Few areas of neurobehavioral research seemed more promising in the early sixties than that investigating the relationship between protein synthesis and learning. The conceptual framework for this research was derived directly from molecular biology, which had shown that genetic information is stored in nucleic acids and expressed in proteins. Why not acquired information as well?
The first step toward establishing a connection between protein synthesis and learning seemed to be to block memory (cause amnesia) by interrupting the production of proteins. We were fortunate in finding a nonlethal dosage of puromycin that could, it first appeared, thoroughly inhibit brain protein synthesis as well as reliably produce amnesia.

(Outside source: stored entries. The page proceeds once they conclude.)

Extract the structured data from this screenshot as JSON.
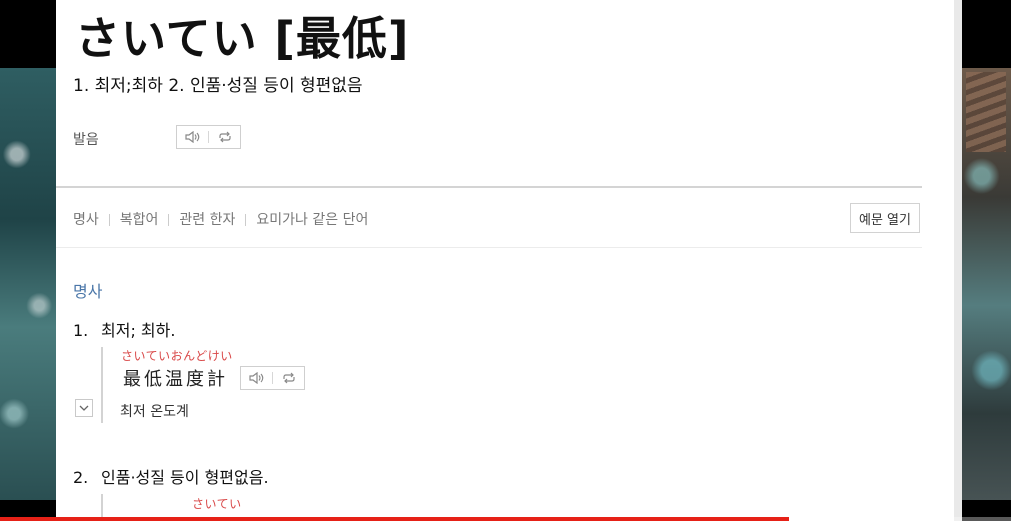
{
  "entry": {
    "headword": "さいてい [最低]",
    "summary": "1. 최저;최하 2. 인품·성질 등이 형편없음"
  },
  "pronunciation": {
    "label": "발음",
    "play_icon": "speaker-icon",
    "repeat_icon": "repeat-icon"
  },
  "tabs": [
    "명사",
    "복합어",
    "관련 한자",
    "요미가나 같은 단어"
  ],
  "example_button": "예문 열기",
  "part_of_speech": "명사",
  "senses": [
    {
      "number": "1.",
      "text": "최저; 최하.",
      "example": {
        "furigana": "さいていおんどけい",
        "kanji": "最低温度計",
        "meaning": "최저 온도계"
      }
    },
    {
      "number": "2.",
      "text": "인품·성질 등이 형편없음.",
      "example": {
        "furigana": "さいてい"
      }
    }
  ],
  "player": {
    "progress": 0.78,
    "progress_color": "#e62117"
  }
}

Before the actual connection between protein synthesis and learning could be established, however, we began to have doubts about whether inhibition of protein synthesis was in fact the method by which puromycin produced amnesia. First other drugs, glutarimides—themselves potent protein-synthesis inhibitors—either failed to cause amnesia in some situations where it could easily be induced by puromycin or produced an amnesia with a different time course from that of puromycin. Second puromycin was found to inhibit protein synthesis by breaking certain amino-acid chains, and the resulting fragments were suspected of being the actual cause of amnesia in some cases. Third, puromycin was reported to cause abnormalities in the brain including seizures. Thus, not only were decreased protein synthesis and amnesia dissociated, but alternative mechanisms for the amnestic action of puromycin were readily suggested
So, puromycin turned out of be a disappointment. It came to be regarded as a poor agent for amnesia studies, although, of course, it was poor only in the context of our original paradigm of protein-synthesis inhibition. In our frustration, our initial response was simply to change drugs rather than cur conceptual orientation. After many such disappointments, however, it now appears unlikely that we will make a firm connection between protein synthesis and learning merely by pursuing the approaches of the past. Our experience with drugs has shown that all the amnestic agents often interfere with memory in ways that seem unrelated to their inhibition of protein synthesis, More importantly, the notion that the interruption or intensification of protein production in the brain can be related in cause-and-effect fashion to learning now seems simplistic and unproductive. Remove the battery from a car and the car will not go. Drive the car a long distance at high speed and the battery will become more highly charged. Neither of these facts proves that the battery powers the car only a knowledge of the overall automotive system will reveal its mechanism of locomotion and the role of the battery within that system.